One of the things that confused my when I started reading about chaos is easy to
explain using what we've covered about attractors. (The image to the side was created by Jean-Francois Colonna, and is part of his slide-show here)
Here's the problem: We know that things like N-body gravitational systems are chaotic - and a common example of that is how a gravity-based orbital system that appears stable for a long time can suddenly go through a transition where one body is violently ejected, with enough velocity to permanently escape the orbital system.
But when we look at the definition of chaos, we see the requirement for dense periodic orbits. But if a body is ejected from a gravitational system, ejection of a body from a gravitational system is a demonstration of chaos, how can that system have periodic orbits?
The answer relates to something I mentioned in the last post. A system doesn't have to be
chaotic at all points in its phase space. It can be chaotic under some conditions
- that is, chaotic in some parts of the phase space. Speaking loosely, when a phase space has
chaotic regions, we tend to call it a chaotic phase space.
In the gravitational system example, you do have a region of dense periodic orbits. You can create an N-body gravitational system in which the bodies will orbit forever, never actually repeating a configuration, but also never completely breaking down. The system will never repeat. Per Ramsey theory, given any configuration in its phase space, it must eventually come arbitrarily close to repeating that configuration. But that doesn't mean that it's really repeating: it's chaotic, so even those infinitesimal differences will result in
divergence from the past - it will follow a different path forward.
An attractor of a chaotic system shows you a region of the phase space where the system behaves
chaotically. But it's not the entire phase space. If the attractor covered the entire
space, it wouldn't be particularly interesting or revealing. What makes it interesting
is that it captures a region where you get chaotic behavior. The attractor isn't the whole
story of a chaotic systems phase space - it's just one interesting region with useful analytic
So to return to the N-body gravitational problem: the phase space of an N-body
gravitational system does contain an attractor full of dense orbits. It's definitely
very sensitive to initial conditions. There are definitely phase spaces for N-body
systems that are topologically mixing. None of that
precludes the possibility that you can create N-body gravitational systems that
break up and allow escape. The escape property isn't a good example of the chaotic
nature of the system, because it encourages people to focus on the wrong properties
of the system. The system isn't chaotic because you can create gravitational
systems where a body will escape from what seemed to be a stable system. It's chaotic
because you can create systems that don't break down, which are stable,
but which are thoroughly unpredictable, and will never repeat a configuration.
The system will never repeat. Per Ramsey theory, given any configuration in its phase space, it must eventually come arbitrarily close to repeating that configuration. But that doesn't mean that it's really repeating: it's chaotic, so even those infinitesimal differences will result in divergence from the past - it will follow a different path forward.

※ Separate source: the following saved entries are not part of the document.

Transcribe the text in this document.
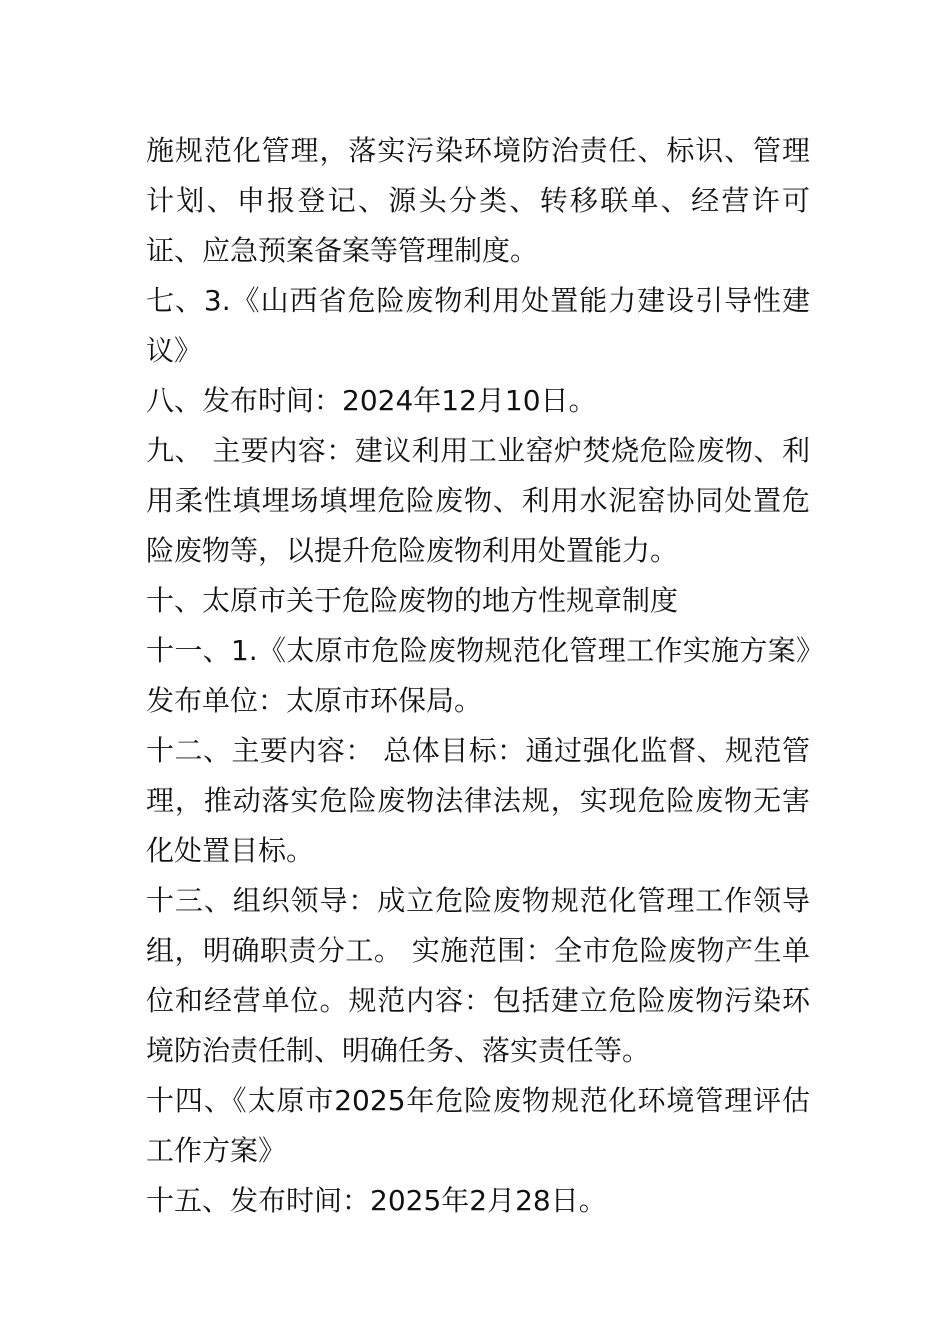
施规范化管理，落实污染环境防治责任、标识、管理计划、申报登记、源头分类、转移联单、经营许可证、应急预案备案等管理制度。

七、3.《山西省危险废物利用处置能力建设引导性建议》

八、发布时间：2024年12月10日。

九、 主要内容：建议利用工业窑炉焚烧危险废物、利用柔性填埋场填埋危险废物、利用水泥窑协同处置危险废物等，以提升危险废物利用处置能力。

十、太原市关于危险废物的地方性规章制度

十一、1.《太原市危险废物规范化管理工作实施方案》发布单位：太原市环保局。

十二、主要内容： 总体目标：通过强化监督、规范管理，推动落实危险废物法律法规，实现危险废物无害化处置目标。

十三、组织领导：成立危险废物规范化管理工作领导组，明确职责分工。 实施范围：全市危险废物产生单位和经营单位。规范内容：包括建立危险废物污染环境防治责任制、明确任务、落实责任等。

十四、《太原市2025年危险废物规范化环境管理评估工作方案》

十五、发布时间：2025年2月28日。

For some reason, this made me think of Penrose tiling. You should do a post on that some time.
The subject of this post is very appropriate considering the content of the previous. :)
I only just found this blog through reddit, but good lord, both this and all your other math posts are fantastic. Thankyou.
I think the N-body system is a confusing example because it does not have an attractor even though it is chaotic. Your definition of an attractor A requires that A has a trapping neighborhood B. But since energy is conserved in the N-body problem the time-1 image of a bounded set B cannot be a proper subset of B.
Chaotic dynamical systems are very easy (to get wrong). After all, the whole subject started with a mistake by Poincare. My own knowledge is limited, so comments from experts on this subject would probably be really helpful.
To #4: Usually chaos is defined with respect to an invariant closed set. It doesn't have to be an attractor. An extreme example is a Julia set in complex dynamics, which is if anything a "strange repellor".
The co-existence of a dense orbit with dense periodic cycles isn't as mysterious as it seems. The key is to think of the shift map in symbolic dynamics, which makes all sorts of aspects of chaotic behavior seem downright obvious.